Krissy Cabeen

Ray the Lightning Bug

When a character strikes me, I try to think about what I like (or in some cases despise) and why. Studying characters that resonate and hearing what others think about them helps me craft better characters for my stories, and it makes me think about what people value, when and how they take action, and what any of it means at the end of the story.

Sometimes character study is a more socially acceptable form of gossip, about characters, not real people. So it’s cool and we all sound smart and not like a-holes.

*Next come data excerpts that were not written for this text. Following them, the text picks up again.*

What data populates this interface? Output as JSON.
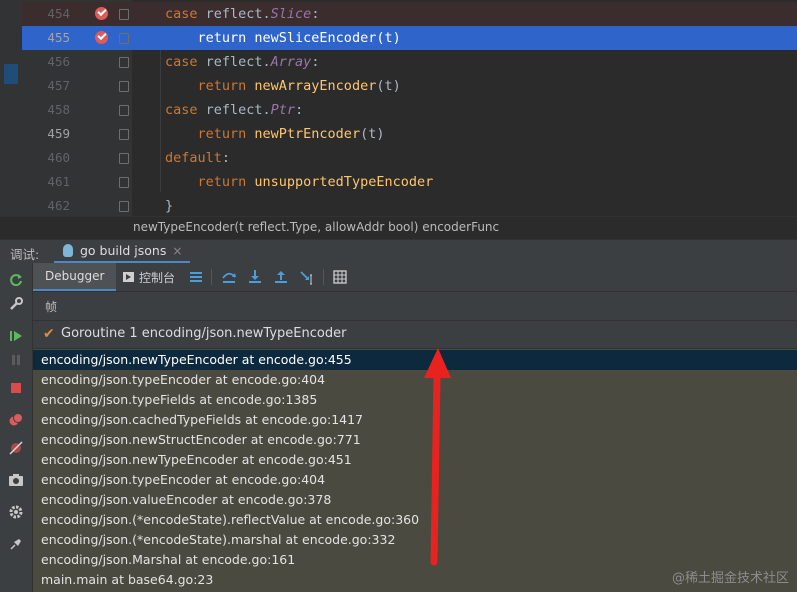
{
  "editor": {
    "lines": [
      {
        "num": "454",
        "breakpoint": true,
        "parts": [
          {
            "t": "case ",
            "c": "kw"
          },
          {
            "t": "reflect.",
            "c": "plain"
          },
          {
            "t": "Slice",
            "c": "it"
          },
          {
            "t": ":",
            "c": "plain"
          }
        ]
      },
      {
        "num": "455",
        "breakpoint": true,
        "current": true,
        "parts": [
          {
            "t": "    return ",
            "c": "kw"
          },
          {
            "t": "newSliceEncoder",
            "c": "fn"
          },
          {
            "t": "(t)",
            "c": "plain"
          }
        ]
      },
      {
        "num": "456",
        "parts": [
          {
            "t": "case ",
            "c": "kw"
          },
          {
            "t": "reflect.",
            "c": "plain"
          },
          {
            "t": "Array",
            "c": "it"
          },
          {
            "t": ":",
            "c": "plain"
          }
        ]
      },
      {
        "num": "457",
        "parts": [
          {
            "t": "    return ",
            "c": "kw"
          },
          {
            "t": "newArrayEncoder",
            "c": "fn"
          },
          {
            "t": "(t)",
            "c": "plain"
          }
        ]
      },
      {
        "num": "458",
        "parts": [
          {
            "t": "case ",
            "c": "kw"
          },
          {
            "t": "reflect.",
            "c": "plain"
          },
          {
            "t": "Ptr",
            "c": "it"
          },
          {
            "t": ":",
            "c": "plain"
          }
        ]
      },
      {
        "num": "459",
        "active": true,
        "parts": [
          {
            "t": "    return ",
            "c": "kw"
          },
          {
            "t": "newPtrEncoder",
            "c": "fn"
          },
          {
            "t": "(t)",
            "c": "plain"
          }
        ]
      },
      {
        "num": "460",
        "parts": [
          {
            "t": "default",
            "c": "kw"
          },
          {
            "t": ":",
            "c": "plain"
          }
        ]
      },
      {
        "num": "461",
        "parts": [
          {
            "t": "    return ",
            "c": "kw"
          },
          {
            "t": "unsupportedTypeEncoder",
            "c": "fn"
          }
        ]
      },
      {
        "num": "462",
        "parts": [
          {
            "t": "}",
            "c": "plain"
          }
        ]
      }
    ],
    "hint": "newTypeEncoder(t reflect.Type, allowAddr bool) encoderFunc"
  },
  "tool_window": {
    "title": "调试:",
    "tab_label": "go build jsons",
    "tab_close": "×"
  },
  "debug_toolbar": {
    "debugger_tab": "Debugger",
    "console_tab": "控制台"
  },
  "frames": {
    "label": "帧",
    "goroutine": "Goroutine 1 encoding/json.newTypeEncoder",
    "items": [
      "encoding/json.newTypeEncoder at encode.go:455",
      "encoding/json.typeEncoder at encode.go:404",
      "encoding/json.typeFields at encode.go:1385",
      "encoding/json.cachedTypeFields at encode.go:1417",
      "encoding/json.newStructEncoder at encode.go:771",
      "encoding/json.newTypeEncoder at encode.go:451",
      "encoding/json.typeEncoder at encode.go:404",
      "encoding/json.valueEncoder at encode.go:378",
      "encoding/json.(*encodeState).reflectValue at encode.go:360",
      "encoding/json.(*encodeState).marshal at encode.go:332",
      "encoding/json.Marshal at encode.go:161",
      "main.main at base64.go:23"
    ]
  },
  "watermark": "@稀土掘金技术社区",
  "colors": {
    "accent": "#4a88c7",
    "current_line": "#2f65ca",
    "breakpoint": "#db5c5c",
    "arrow": "#e8221e"
  }
}
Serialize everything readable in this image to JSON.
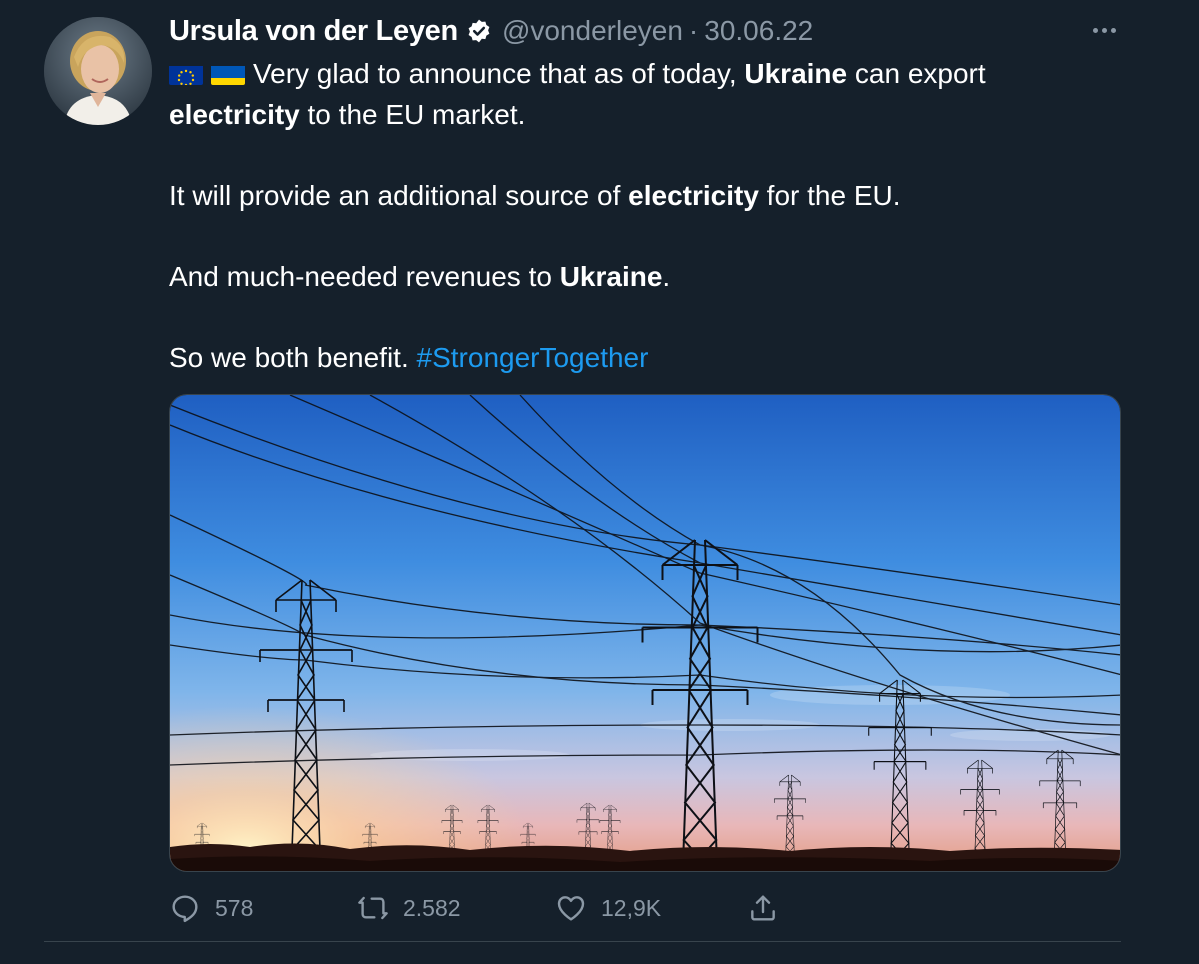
{
  "tweet": {
    "author": {
      "name": "Ursula von der Leyen",
      "handle": "@vonderleyen",
      "verified": true,
      "avatar_icon": "profile-photo"
    },
    "separator": "·",
    "date": "30.06.22",
    "text": {
      "line1_part1": "Very glad to announce that as of today, ",
      "line1_bold1": "Ukraine",
      "line1_part2": " can export",
      "line2_bold": "electricity",
      "line2_part": " to the EU market.",
      "para2_part1": "It will provide an additional source of ",
      "para2_bold": "electricity",
      "para2_part2": " for the EU.",
      "para3_part1": "And much-needed revenues to ",
      "para3_bold": "Ukraine",
      "para3_part2": ".",
      "para4_part1": "So we both benefit. ",
      "hashtag": "#StrongerTogether"
    },
    "flags": [
      "eu-flag",
      "ukraine-flag"
    ],
    "media": {
      "type": "photo",
      "subject": "electricity pylons and power lines at sunset"
    },
    "actions": {
      "replies": "578",
      "retweets": "2.582",
      "likes": "12,9K"
    }
  },
  "colors": {
    "background": "#15202b",
    "text": "#ffffff",
    "muted": "#8b98a5",
    "link": "#1d9bf0",
    "divider": "#38444d"
  }
}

Today, though, I’m starting on a positive note with a personal favorite. A simple, symbolic character. Ray the lightning bug.

Intro

Ray is the eccentric, Cajun firefly in Disney’s The Princess and the Frog. He takes one of my favorite character forms, the off-beat, hopeful side character everyone likes and humors, even though they think he’s a little crazy (or ignorant/wrong/naive/somehow otherwise not-quite-right), who, in the end, turns out to have been right all along.

The Journey

Ray, aptly named and characterized as a giver of light, both literally (since he’s a firefly) and figuratively. His unrelenting belief in the power of love is a force (a light) throughout the movie. First shown through his all-encompassing devotion to his beloved Evangeline in Heaven, who everyone else believes is just the evening star, and second, by the eagerness and selflessness with which he offers his help to the Princess and Prince as they seek help for their troubles. He believes from the beginning the two are meant to be together and he does everything he can to help them find their way.

He pays the ultimate price when he’s struck down by the villain, but Ray and his message are vindicated when the Princess and Prince get together, and when his little light appears in the night sky just to the right of his Evangeline.

The Takeaway

The character steeped in folksy wisdom, common sense, and faith in what they feel is true no matter what anyone else says is almost always a favorite. These characters reinforce the importance of not only trusting what we believe in most, but sharing that part of ourselves with others. Ray valued love and he helped others find love. That’s not a bad legacy.

Plus he’s a firefly and his bottom lights up, which is awesome.